4月からのテレビアニメ放送を前に「オーイ! とんぼ」好きを自認する著名人の皆さんに“とんぼ愛”を語ってもらうリレー連載。オンエア直前の今回は前回に引き続き、ラグビー元日本代表の大畑大介氏。熱い男の“とんぼ語り”後編をお届け!

PHOTO/Akira Kato

>>前編はこちら

ひのきは絶対強くなると思う

――お父さんがラグビースクールを探してくれて、大畑少年の世界が一気に広がったというお話でしたね。

そうそう、でも、広がったというよりは居場所が見つかったっていう感じ。「ここだ!」という。とんぼにとってのゴルフが俺にとってのラグビー。

――安心できる場所ができたんですね。

子どもって狭い世界に住んでいるでしょ。学校と家がほとんどですよね。

――学校に居場所がないとつらいなあ。

でも、その子が輝ける場所ってきっとあるんです。だから、小学生向けのスポーツイベントを開くときは、複数の競技にチャレンジできるようにします。ラグビーだけじゃなくて陸上とか、ほかの球技でもいいし何か道具を使う競技とか。その子が輝ける場所を見つけてほしいという願いです。

――大畑さんは、現役時代は右ウイング(14番)のポジションのイメージが強いです。いわゆる走り屋……。

それが違うんですよ。13番(アウトサイドセンター)もやっていて、実は好きなのはそっち。ウイングの時代はとにかく走ることに特化していたんですが、センターをやってみて初めて「おお、こんなラグビーもあるんや」と。いろんなことができるポジションなんです。それこそ3鉄1本でプレーしていたのが、クラブって14本もあるんだって気付いたような……。

――そこでまた世界が広がるんですよね。

でも、正直、最初にセンターをやるときは怖かったですよ。センターは“人を生かす”ポジションだから。でも、やってみたらこれが楽しい。センターは生かすポジションなんだけど、自分が生きるポジションでもあるというのも新たな発見で。基本、ウイングは内側からのパスを受けて大外を走り抜けるけど、センターなら外側につなぐだけでなく内から自分で切り込むこともできる。自分に適性があるのはウイングだと思うんですけど、充実感を得られたのはセンターでした。ラグビーにはいろんな特性が生かせるポジションがあるんですよ。「オーイ! とんぼ」も、とんぼの成長物語だけじゃないのがいい。みんなの成長物語でしょ。サブキャラの名シーンも多いよね。

――印象に残るものだと?

(音羽)ひのきの告白シーンかな。

――14巻のラストですね。
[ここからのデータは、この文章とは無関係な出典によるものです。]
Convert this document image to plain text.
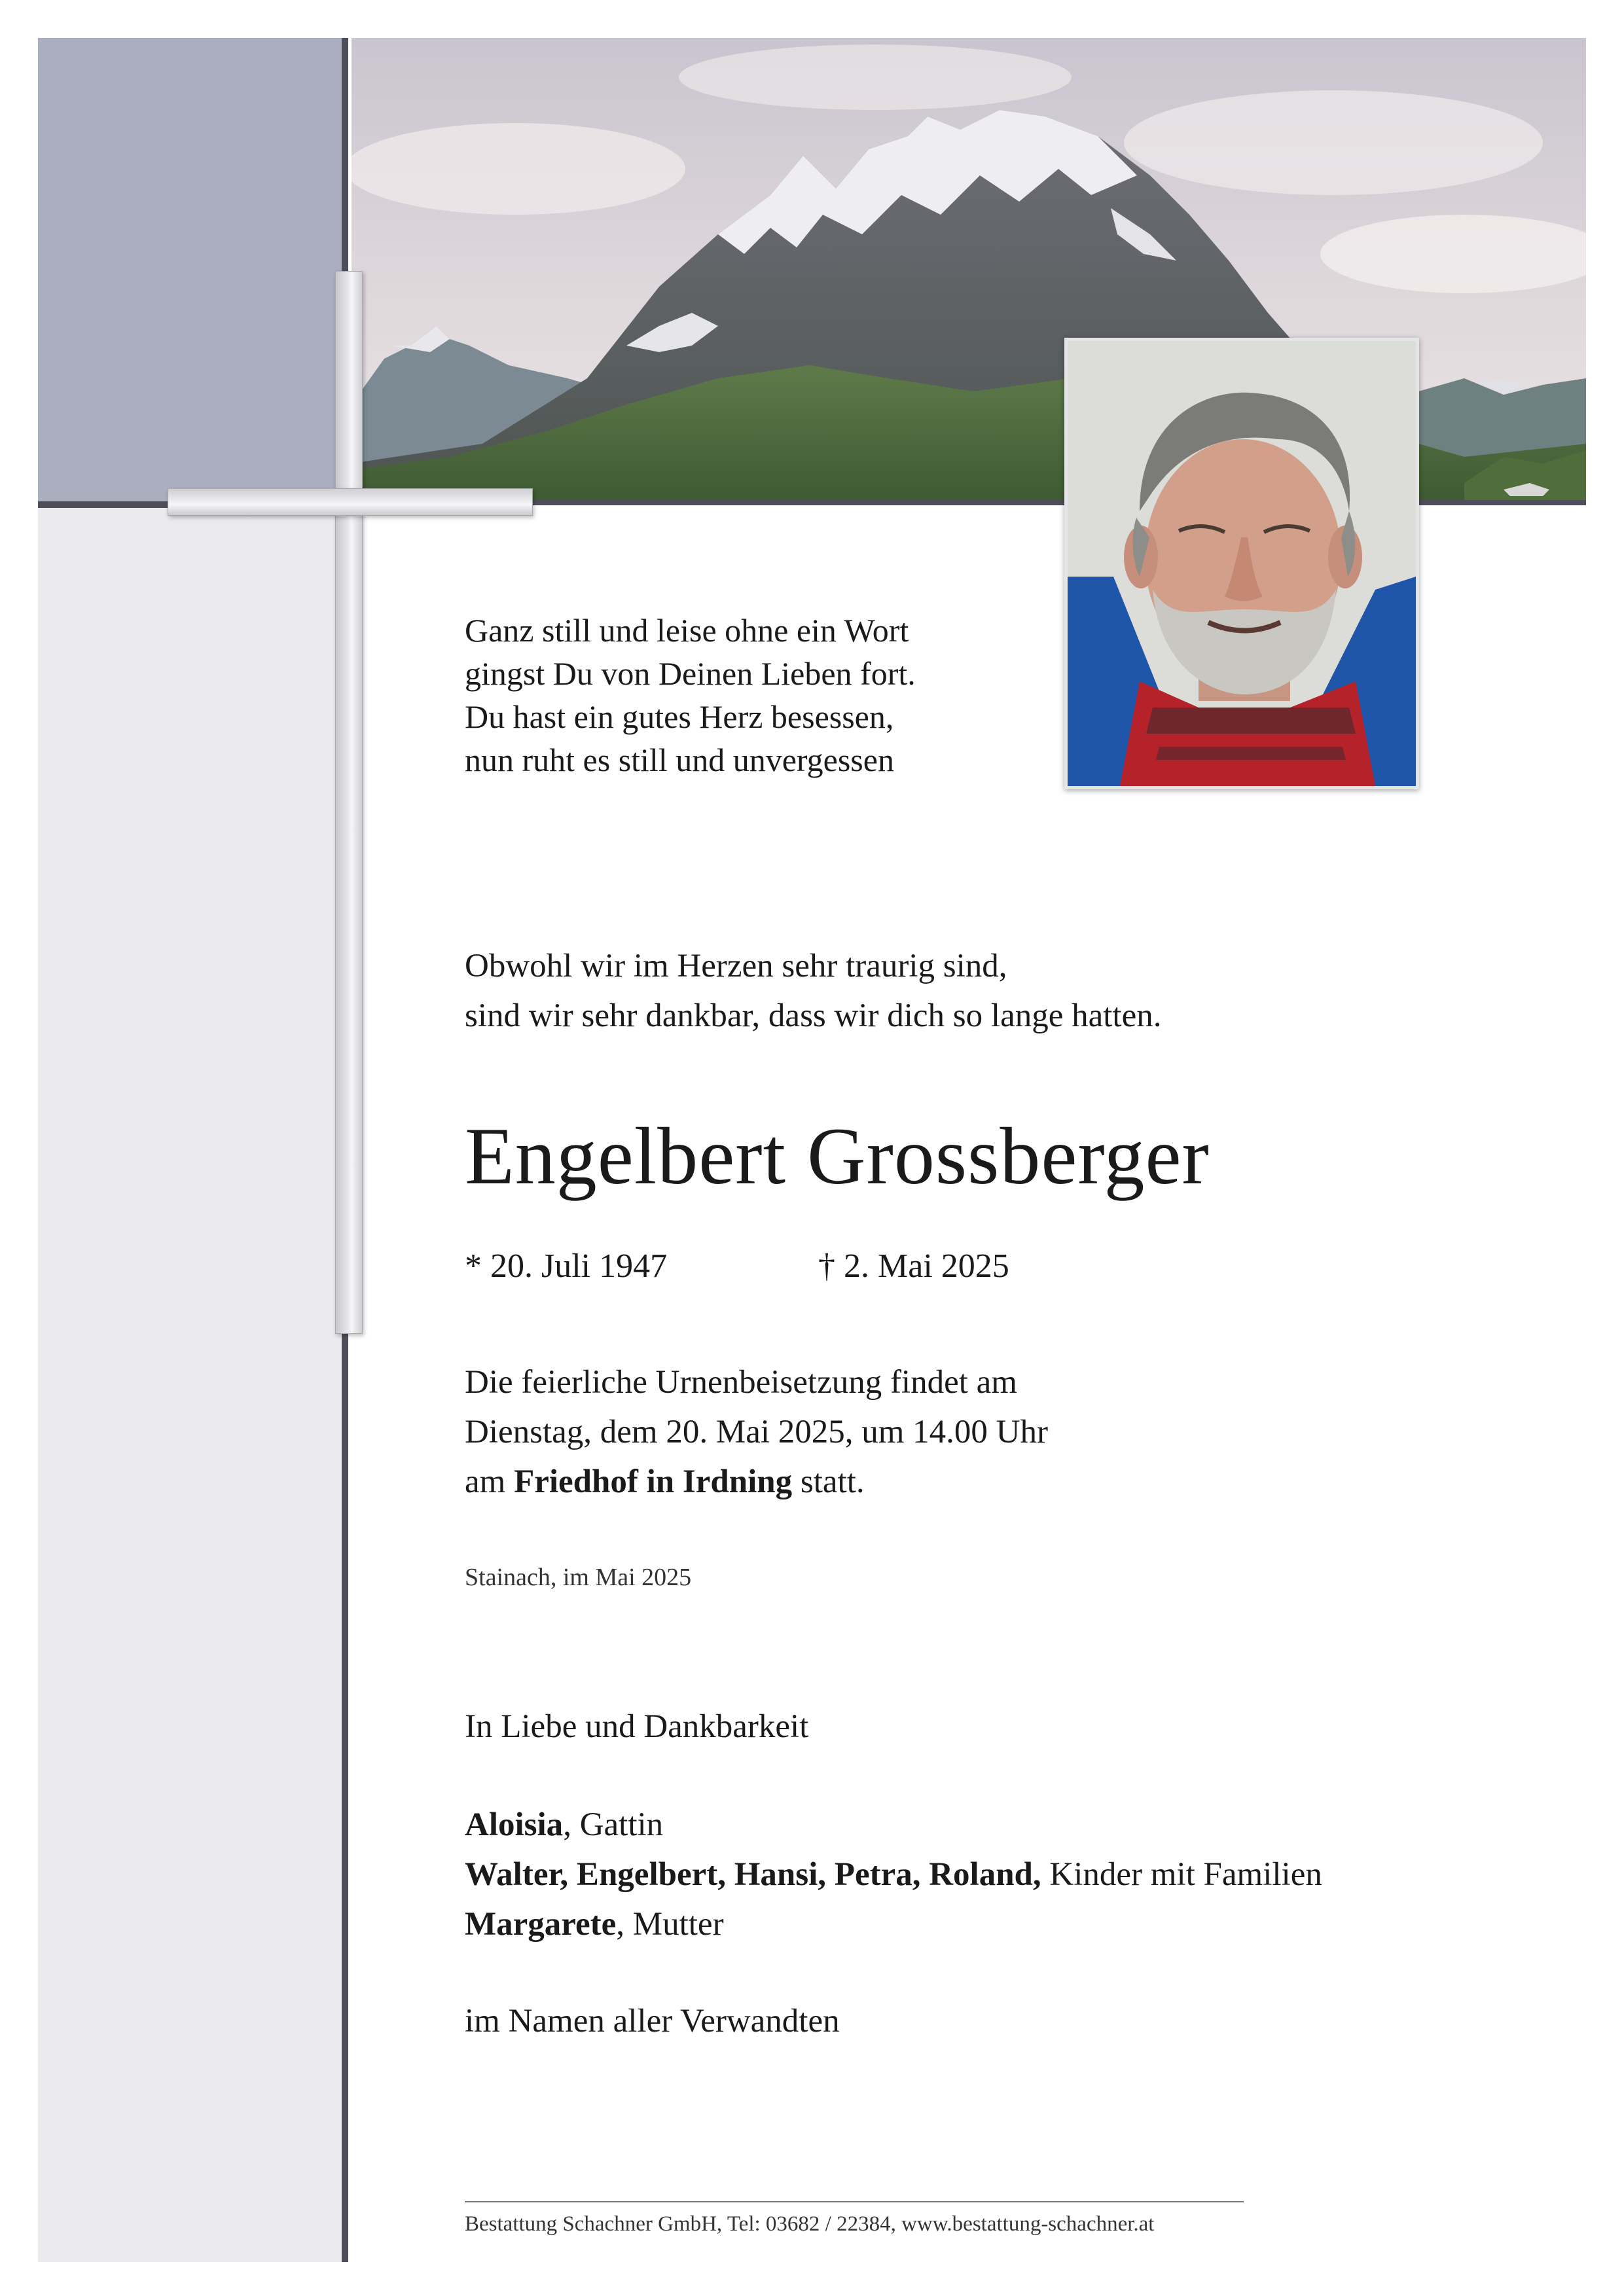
Ganz still und leise ohne ein Wort
gingst Du von Deinen Lieben fort.
Du hast ein gutes Herz besessen,
nun ruht es still und unvergessen
Obwohl wir im Herzen sehr traurig sind,
sind wir sehr dankbar, dass wir dich so lange hatten.
Engelbert Grossberger
* 20. Juli 1947	† 2. Mai 2025
Die feierliche Urnenbeisetzung findet am
Dienstag, dem 20. Mai 2025, um 14.00 Uhr
am Friedhof in Irdning statt.
Stainach, im Mai 2025
In Liebe und Dankbarkeit
Aloisia, Gattin
Walter, Engelbert, Hansi, Petra, Roland, Kinder mit Familien
Margarete, Mutter
im Namen aller Verwandten
Bestattung Schachner GmbH, Tel: 03682 / 22384, www.bestattung-schachner.at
九州女子選手権で、ひのきととんぼのプレーオフに入るかと思いきや、ひのきが前日、自分のボールが動いたのに申告しなかったことを申し出るんですよね。それによって、とんぼの優勝が決まる。

九州女子選手権で、とんぼと音羽ひのきのプレーオフ突入……と思いきや、前日の過ちを自ら告白したひのき。勇気を振り絞るひのきの姿にもらい泣きする人が続出

あれ、勇気のいることよ。

――厳しいお父さんに叱られないようゴルフをしてきたひのきですが。

でも、あの勇気の告白によってひのきはグンと成長するはず。ズルは人には見られていないかもしれないけど、自分はわかっている。それを心にしまったままにするのか、明らかにするのか。ひのきが後者を選んだことで「この子は伸びる」と思った。

――ラグビーでシンビンってあるじゃないですか。

イエローカードが出されて10分退場になることね。

――シンビン自体、シン(sin=罪)ビン(bin=置き場)、つまり“反省部屋”というような意味ですよね。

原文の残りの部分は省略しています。